Dermatite nodulare bovina: no all’obbligo vaccinale in primavera
Allevamento, Politica, Sanità
di Danila Chenal  
il 25/02/2026

Dermatite nodulare bovina: no all’obbligo vaccinale in primavera

Spiega i motivi del disappunto Valle d'Aosta Futura e, in una lettera aperta, chiede alle Istituzioni regionali di annullare la campagna vaccinale preventiva 2026

Dermatite nodulare bovina: no all’obbligo vaccinale in primavera.

Valle d’Aosta Futura esprime «lo sconcerto di fronte alla scelta delle Istituzioni regionali di ripartire in primavera con un’ ulteriore campagna vaccinale contro la dermatite nodulare bovina». Spiega i motivi del disappunto e, in una lettera aperta, chiede alle Istituzioni regionali di annullare la campagna vaccinale preventiva 2026.

Le motivazioni

VdA Futura fa l’analisi della situazione e scrive: «In Italia la situazione è in via di normalizzazione, anche gli ultimi focolai presenti in Sardegna a dicembre 2025 risultano definitivamente estinti e la Regione ha revocato tutte le restrizioni e le barriere formali. In Savoia, dove il virus è stato rilevato per la prima volta il 29 giugno 2025, la situazione sta migliorando».

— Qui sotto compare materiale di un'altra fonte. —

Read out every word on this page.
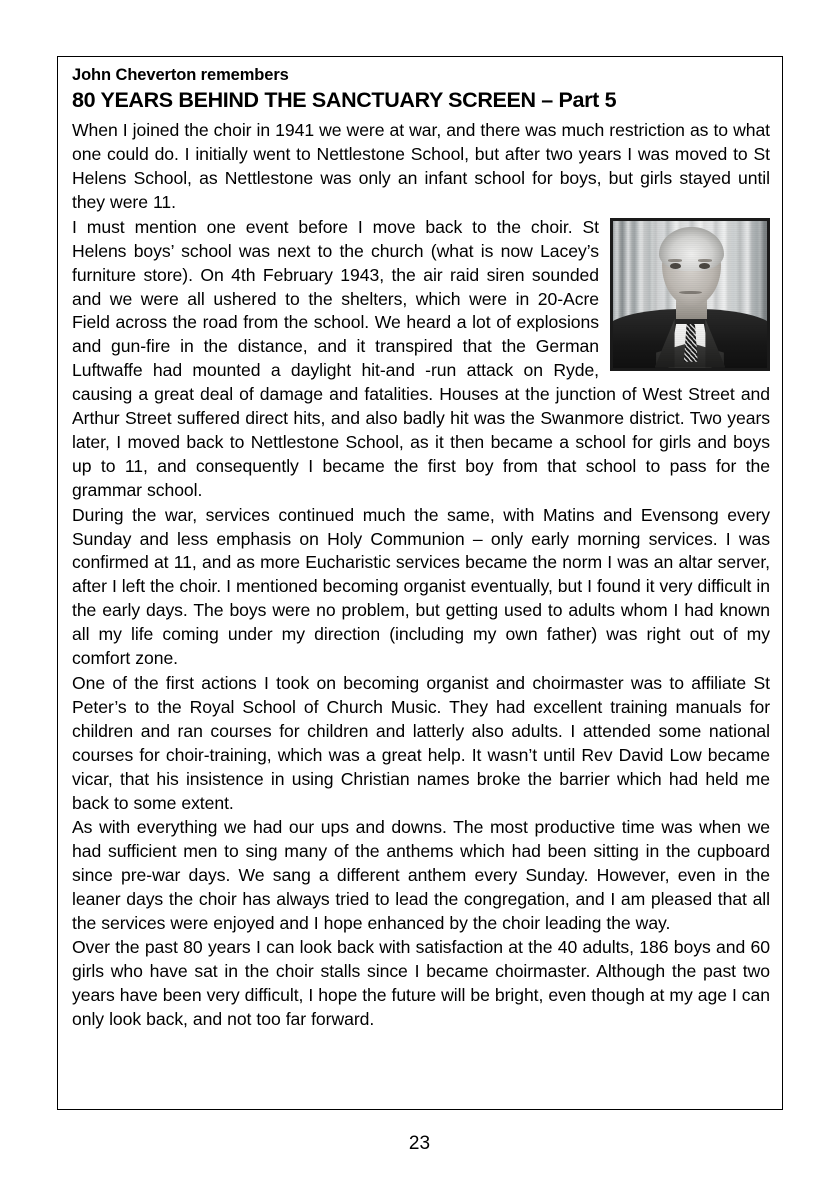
John Cheverton remembers
80 YEARS BEHIND THE SANCTUARY SCREEN – Part 5

When I joined the choir in 1941 we were at war, and there was much restriction as to what one could do. I initially went to Nettlestone School, but after two years I was moved to St Helens School, as Nettlestone was only an infant school for boys, but girls stayed until they were 11.

I must mention one event before I move back to the choir. St Helens boys’ school was next to the church (what is now Lacey’s furniture store). On 4th February 1943, the air raid siren sounded and we were all ushered to the shelters, which were in 20-Acre Field across the road from the school. We heard a lot of explosions and gun-fire in the distance, and it transpired that the German Luftwaffe had mounted a daylight hit-and -run attack on Ryde, causing a great deal of damage and fatalities. Houses at the junction of West Street and Arthur Street suffered direct hits, and also badly hit was the Swanmore district. Two years later, I moved back to Nettlestone School, as it then became a school for girls and boys up to 11, and consequently I became the first boy from that school to pass for the grammar school.

During the war, services continued much the same, with Matins and Evensong every Sunday and less emphasis on Holy Communion – only early morning services. I was confirmed at 11, and as more Eucharistic services became the norm I was an altar server, after I left the choir. I mentioned becoming organist eventually, but I found it very difficult in the early days. The boys were no problem, but getting used to adults whom I had known all my life coming under my direction (including my own father) was right out of my comfort zone.

One of the first actions I took on becoming organist and choirmaster was to affiliate St Peter’s to the Royal School of Church Music. They had excellent training manuals for children and ran courses for children and latterly also adults. I attended some national courses for choir-training, which was a great help. It wasn’t until Rev David Low became vicar, that his insistence in using Christian names broke the barrier which had held me back to some extent.

As with everything we had our ups and downs. The most productive time was when we had sufficient men to sing many of the anthems which had been sitting in the cupboard since pre-war days. We sang a different anthem every Sunday. However, even in the leaner days the choir has always tried to lead the congregation, and I am pleased that all the services were enjoyed and I hope enhanced by the choir leading the way.

Over the past 80 years I can look back with satisfaction at the 40 adults, 186 boys and 60 girls who have sat in the choir stalls since I became choirmaster. Although the past two years have been very difficult, I hope the future will be bright, even though at my age I can only look back, and not too far forward.

23
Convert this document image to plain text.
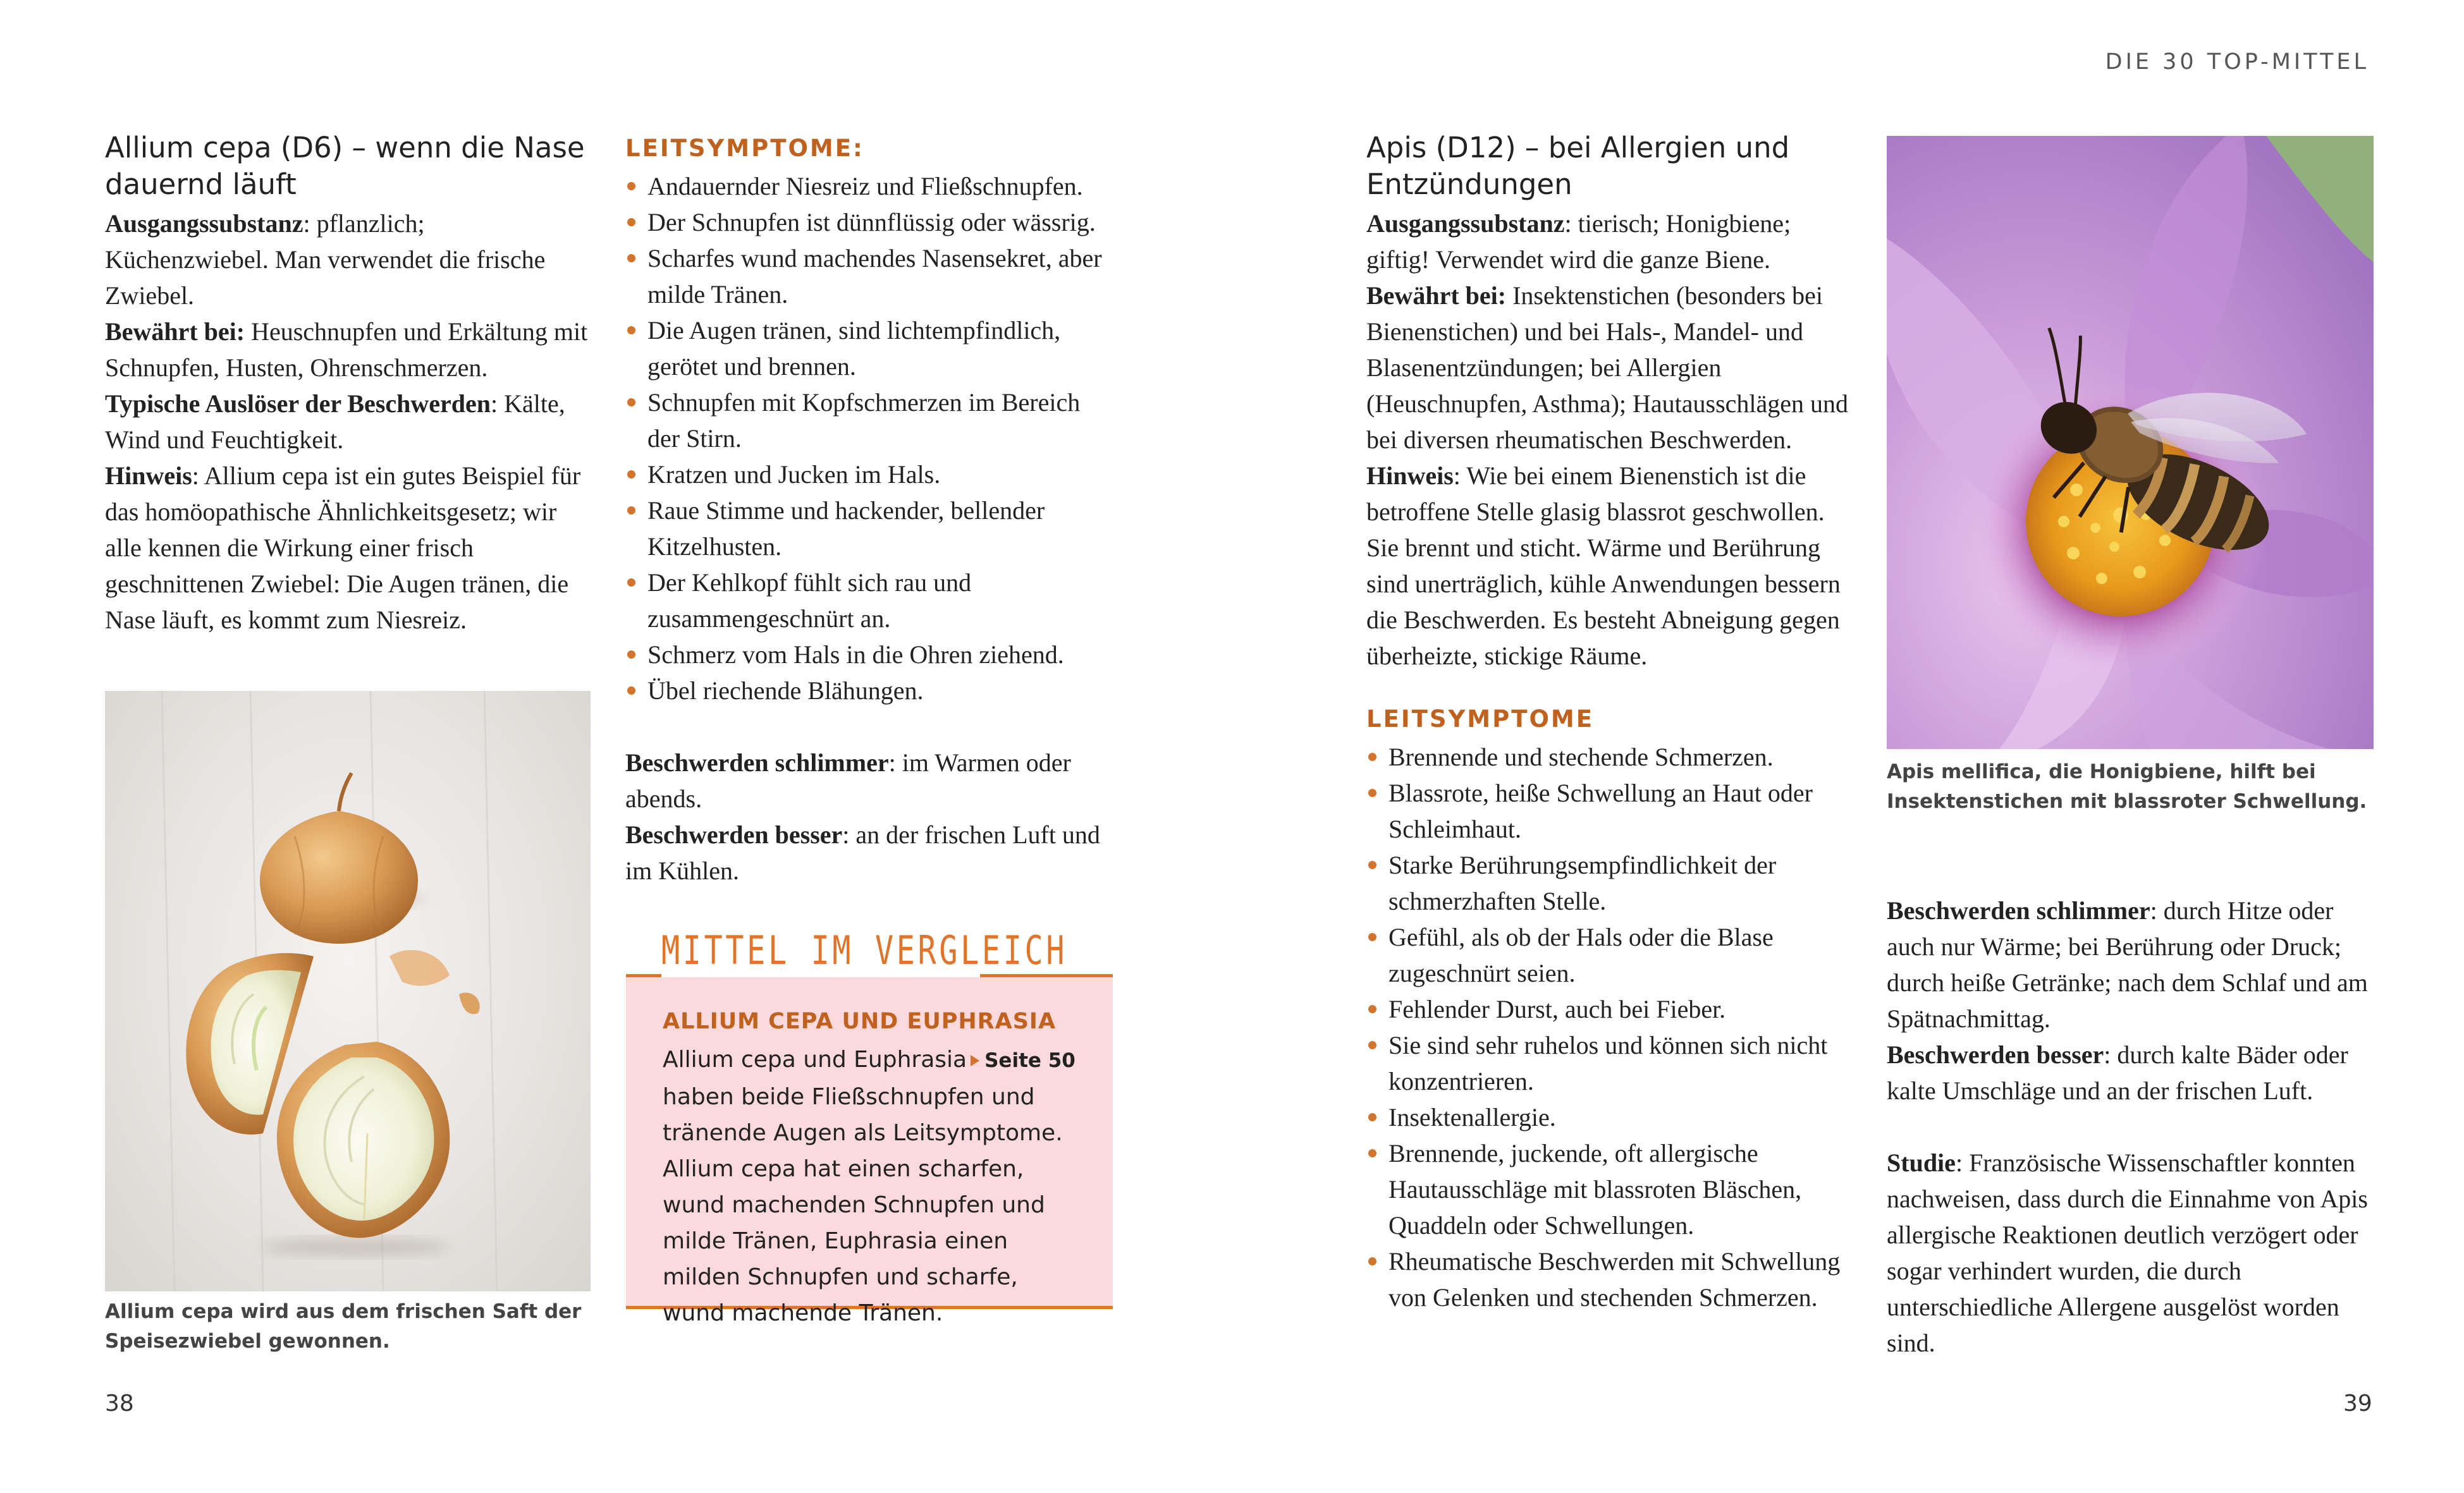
DIE 30 TOP-MITTEL
Allium cepa (D6) – wenn die Nase dauernd läuft
Ausgangssubstanz: pflanzlich; Küchenzwiebel. Man verwendet die frische Zwiebel.
Bewährt bei: Heuschnupfen und Erkältung mit Schnupfen, Husten, Ohrenschmerzen.
Typische Auslöser der Beschwerden: Kälte, Wind und Feuchtigkeit.
Hinweis: Allium cepa ist ein gutes Beispiel für das homöopathische Ähnlichkeitsgesetz; wir alle kennen die Wirkung einer frisch geschnittenen Zwiebel: Die Augen tränen, die Nase läuft, es kommt zum Niesreiz.
Allium cepa wird aus dem frischen Saft der Speisezwiebel gewonnen.
LEITSYMPTOME:
Andauernder Niesreiz und Fließschnupfen.
Der Schnupfen ist dünnflüssig oder wässrig.
Scharfes wund machendes Nasensekret, aber milde Tränen.
Die Augen tränen, sind lichtempfindlich, gerötet und brennen.
Schnupfen mit Kopfschmerzen im Bereich der Stirn.
Kratzen und Jucken im Hals.
Raue Stimme und hackender, bellender Kitzelhusten.
Der Kehlkopf fühlt sich rau und zusammengeschnürt an.
Schmerz vom Hals in die Ohren ziehend.
Übel riechende Blähungen.
Beschwerden schlimmer: im Warmen oder abends.
Beschwerden besser: an der frischen Luft und im Kühlen.
MITTEL IM VERGLEICH
ALLIUM CEPA UND EUPHRASIA
Allium cepa und Euphrasia Seite 50 haben beide Fließschnupfen und tränende Augen als Leitsymptome. Allium cepa hat einen scharfen, wund machenden Schnupfen und milde Tränen, Euphrasia einen milden Schnupfen und scharfe, wund machende Tränen.
38
Apis (D12) – bei Allergien und Entzündungen
Ausgangssubstanz: tierisch; Honigbiene; giftig! Verwendet wird die ganze Biene.
Bewährt bei: Insektenstichen (besonders bei Bienenstichen) und bei Hals-, Mandel- und Blasenentzündungen; bei Allergien (Heuschnupfen, Asthma); Hautausschlägen und bei diversen rheumatischen Beschwerden.
Hinweis: Wie bei einem Bienenstich ist die betroffene Stelle glasig blassrot geschwollen. Sie brennt und sticht. Wärme und Berührung sind unerträglich, kühle Anwendungen bessern die Beschwerden. Es besteht Abneigung gegen überheizte, stickige Räume.
LEITSYMPTOME
Brennende und stechende Schmerzen.
Blassrote, heiße Schwellung an Haut oder Schleimhaut.
Starke Berührungsempfindlichkeit der schmerzhaften Stelle.
Gefühl, als ob der Hals oder die Blase zugeschnürt seien.
Fehlender Durst, auch bei Fieber.
Sie sind sehr ruhelos und können sich nicht konzentrieren.
Insektenallergie.
Brennende, juckende, oft allergische Hautausschläge mit blassroten Bläschen, Quaddeln oder Schwellungen.
Rheumatische Beschwerden mit Schwellung von Gelenken und stechenden Schmerzen.
Apis mellifica, die Honigbiene, hilft bei Insektenstichen mit blassroter Schwellung.
Beschwerden schlimmer: durch Hitze oder auch nur Wärme; bei Berührung oder Druck; durch heiße Getränke; nach dem Schlaf und am Spätnachmittag.
Beschwerden besser: durch kalte Bäder oder kalte Umschläge und an der frischen Luft.
Studie: Französische Wissenschaftler konnten nachweisen, dass durch die Einnahme von Apis allergische Reaktionen deutlich verzögert oder sogar verhindert wurden, die durch unterschiedliche Allergene ausgelöst worden sind.
39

«In Valle d’Aosta non sono mai stati registrati focolai – prosegue la lettera aperta inoltrata alle’ Istituzioni regionali -. L’ anno scorso era presente solo una zona di sorveglianza fissata nel raggio di 50 Km dall’epicentro francese e il governo regionale aveva scelto comunque di attuare una vaccinazione coattiva su tutti i bovini del territorio, diversamente dal Piemonte che invece aveva fatto rientrare senza vaccinazione i suoi 3.933 capi presenti nei nostri alpeggi».

No all’obbligatorietà

Valle d’Aosta Futura ritiene che «quando una campagna vaccinale diventa obbligatoria e indiscriminata, le domande che ogni professionista della salute pubblica dovrebbe porsi sono molte: che tipo di vaccino si userà? Quali dati di sicurezza lo supportano? È proporzionato al rischio reale? Ci sono alternative praticabili? Sappiamo che sebbene non esista una terapia eziologica standardizzata, la malattia innanzitutto è curabile e la prevenzione si basa su un insieme di misure:il controllo dei vettori, la gestione ambientale, la biosicurezza delle stalle, la riduzione dello stress animale e una sorveglianza clinica attiva».

Scelte più lungimiranti

Valle d’Aosta Futura ritiene che «nelle scelte di sanità pubblica, umana e veterinaria, le decisioni efficaci non sono quelle più rapide o più semplici, ma quelle capaci di tenere insieme complessità, evidenze, responsabilità; crediamo nelle scelte che rispettano i principi di precauzione e di proporzionalità.Pertanto chiediamo alle Istituzioni regionali la rettifica della campagna vaccinale preventiva 2026 contro la dermatite nodulare bovina».